Ruggieri. – Et comment l’avez-vous déterminée à venir ?...

Catherine,ouvrant la porte du passage secret. –Pensez-vous que j’aie consulté sa volonté ?

Ruggieri. – Vous l’avez donc fait entrer par la porte qui donne dans le passage secret ?

Catherine. – Sans doute...

Ruggieri. – Et vous avez songé aux périls auxquels vous exposiez Catherine de Clèves, votre filleule !... L’amour de Saint-Mégrin, la jalousie du duc de Guise...

Catherine. – Et c’est justement de cet amour et de cette jalousie que j’ai besoin... M. de Guise irait trop loin, si nous ne l’arrêtions pas.
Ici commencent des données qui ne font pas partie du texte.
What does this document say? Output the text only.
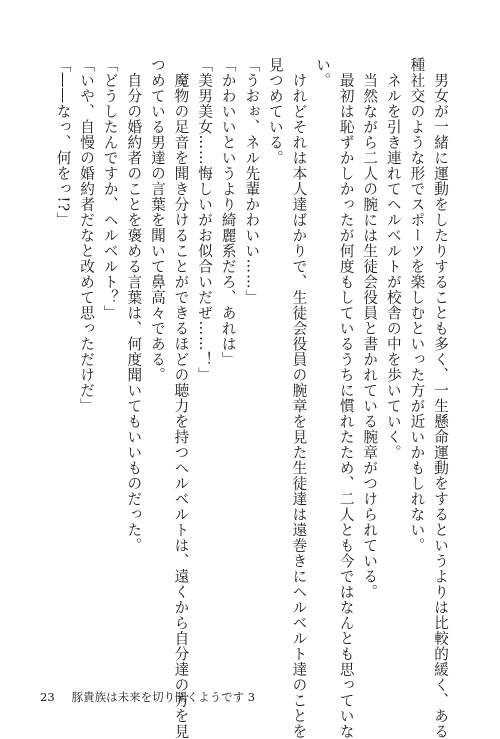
　男女が一緒に運動をしたりすることも多く、一生懸命運動をするというよりは比較的緩く、ある
種社交のような形でスポーツを楽しむといった方が近いかもしれない。
　ネルを引き連れてヘルベルトが校舎の中を歩いていく。
　当然ながら二人の腕には生徒会役員と書かれている腕章がつけられている。
　最初は恥ずかしかったが何度もしているうちに慣れたため、二人とも今ではなんとも思っていな
い。
　けれどそれは本人達ばかりで、生徒会役員の腕章を見た生徒達は遠巻きにヘルベルト達のことを
見つめている。
「うおぉ、ネル先輩かわいい……」
「かわいいというより綺麗系だろ、あれは」
「美男美女……悔しいがお似合いだぜ……！」
　魔物の足音を聞き分けることができるほどの聴力を持つヘルベルトは、遠くから自分達の方を見
つめている男達の言葉を聞いて鼻高々である。
　自分の婚約者のことを褒める言葉は、何度聞いてもいいものだった。
「どうしたんですか、ヘルベルト？」
「いや、自慢の婚約者だなと改めて思っただけだ」
「――なっ、何をっ!?」
23 豚貴族は未来を切り開くようです 3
Donnons-lui de l’occupation... D’ailleurs, vous connaissez ma maxime :

Il faut tout tenter et faire,

Pour son ennemi défaire.

Ruggieri. – Ainsi, ma fille, vous avez consenti à lui découvrir le secret de cette alcôve.

Catherine. – Elle dort. Je l’ai invitée à prendre avec moi une tasse de cette liqueur que l’on tire de fèves arabes que vous avez rapportées de vos voyages, et j’y ai mêlé quelques gouttes du narcotique que je vous avais demandé pour cet usage.

Ruggieri. – Son sommeil a dû être profond ; car la vertu de cette liqueur est souveraine.

Catherine. – Oui... Et vous pourrez la tirer de ce sommeil à votre volonté ?

Ruggieri. – A l’instant, si vous le voulez.

Catherine. – Gardez-vous-en bien !

Ruggieri. – Je crois vous avoir dit aussi qu’à son réveil toutes ses idées seraient quelque temps confuses, et que sa mémoire ne reviendrait qu’à mesure que les objets frapperaient les yeux.

Catherine. – Oui... tant mieux ! elle sera moins à même de se rendre compte de votre magie... Quant à Saint-Mégrin, il est, commes tous ces jeunes gens, superstitieux et crédule : il aime, il croira... D’ailleurs, vous ne lui laisserez pas le temps de se reconnaître. Vous devez avoir un moyen d’ouvrir cette alcôve, sans quitter cette chambre ?

Ruggieri. – Il ne faut qu’appuyer sur un ressort caché dans les ornements de ce miroir magique.

(Il appuie sur le ressort, et la porte de l’alcôve se lève à moitié.)

Catherine. – Votre adresse fera le reste, mon père, et je m’en rapporte à vous... Quelle heure comptez-vous ?...

Ruggieri. – Je ne puis vous le dire... La présence de Votre Majesté m’a fait oublier de retourner ce sablier, et il faudrait appeler quelqu’un.